Poética fluvial

Por Avellanal

Entre Ríos, mi provincia, ha sido, dentro de la geografía nacional, una tierra que ha hecho aportes trascendentes para las letras argentinas. El abanico de autores nacidos o arraigados en la provincia es amplio, variado y abarcativo de diversos géneros. Existen, indudablemente, nombres insoslayables que vienen de forma automática a la memoria, como el de los poetas Juan L. Ortiz, Carlos Mastronardi, Guillermo Saraví y Alfonso Sola González, por nombrar sólo a unos pocos que cubrieron un período que consiguió elevar la lírica local a niveles de una calidad indiscutida.Y claro, no olvidemos tampoco que Jorge Guillermo Borges, el responsable de la formación literaria de su hijo Georgie, también nació en estas tierras de caudillos y pescadores.

Esos poetas y narradores, como Fray Mocho, Martiniano Leguizamón, Delio Panizza y otros, jalonaron la historia de la literatura entrerriana durante largo tiempo y con una vigencia que permanece. Hubo constantes dentro de las líneas temáticas de muchos de ellos: nuestra historia, nuestra geografía y la permanente nostalgia por el edén perdido, marcan los temas que directa o indirectamente transitan muchos de nuestros ilustres antepasados. Los combates intestinos, la mitología del heroísmo y muerte de Pancho Ramírez, las luchas urquicistas, los levantamientos como el último grito del federalismo de Ricardo López Jordán, a lo que se deben unir épicos y legendarios luchadores como Velázquez, han logrado que la imaginación de los escritores vuelquen sus preferencias por el rescate histórico.

El paisaje entrerriano, naturalmente, es otro de los elementos esenciales en las letras de nuestros escritores. Los grandes ríos que convierten a nuestra provincia en una gran hembra fluvial; los mil surcos de agua, los arroyos, lagunas y esteros, el delta y las islas, son elementos que motivan, junto con las colinas y elevaciones que se encuentran en la topografía que nos enseñaban en el colegio. Y los médanos y aridez que muestra Manauta en Las tierras blancas o María Esther de Miguel (la primera comprovinciana que recuerdo haber leído) en La hora undécima. El drama de las crecientes y la lucha por subsistir de los habitantes de las islas es magistralmente reflejado por la misma autora en algunos cuentos de Los que comimos a Solís o en El país de los chajás de Martín del Pospós.

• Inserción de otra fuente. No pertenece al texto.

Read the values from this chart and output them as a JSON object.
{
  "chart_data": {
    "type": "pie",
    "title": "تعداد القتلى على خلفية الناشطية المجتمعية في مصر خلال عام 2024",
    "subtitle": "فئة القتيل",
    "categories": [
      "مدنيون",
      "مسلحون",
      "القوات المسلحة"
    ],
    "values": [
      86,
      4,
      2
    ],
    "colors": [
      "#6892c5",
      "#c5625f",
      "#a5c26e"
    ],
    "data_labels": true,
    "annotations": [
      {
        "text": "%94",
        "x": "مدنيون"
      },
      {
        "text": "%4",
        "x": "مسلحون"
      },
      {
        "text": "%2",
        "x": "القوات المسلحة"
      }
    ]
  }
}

Esas vivencias componedoras de la entrerrianía marcan a nuestros escritores de una manera indudable. Y, pese a las nuevas voces que brotan, observo que hay persistencias en cuanto a los temas (no debería dejar de mencionar a la malograda Celeste Mendaro, quien, con su última novela, rompió en algún modo con la tradición novelística entrerriana, acercándonos una obra por demás valiosa, con reminiscencias, desde estos pagos, de Virginia Woolf). Sucede que, para los entrerrianos no es sencillo desprendernos de los cauces de agua como marco, ni mucho menos dejar de lado la tensión política surgida en estas tierras e indisolublemente ligada a la gran historia argentina. De lo contrario, que lo explique Juan L. Ortiz: 

Regresaba
-¿Era yo el que regresaba?-
en la angustia vaga
de sentirme solo entre las cosas últimas y secretas.
De pronto sentí el río en mí,
corría en mí
con sus orillas trémulas de señas,
con sus hondos reflejos apenas estrellados.
Corría el río en mí con sus ramajes.
Era yo un río en el anochecer,
y suspiraban en mí los árboles,
y el sendero y las hierbas se apagaban en mí.
¡Me atravesaba un río, me atravesaba un río!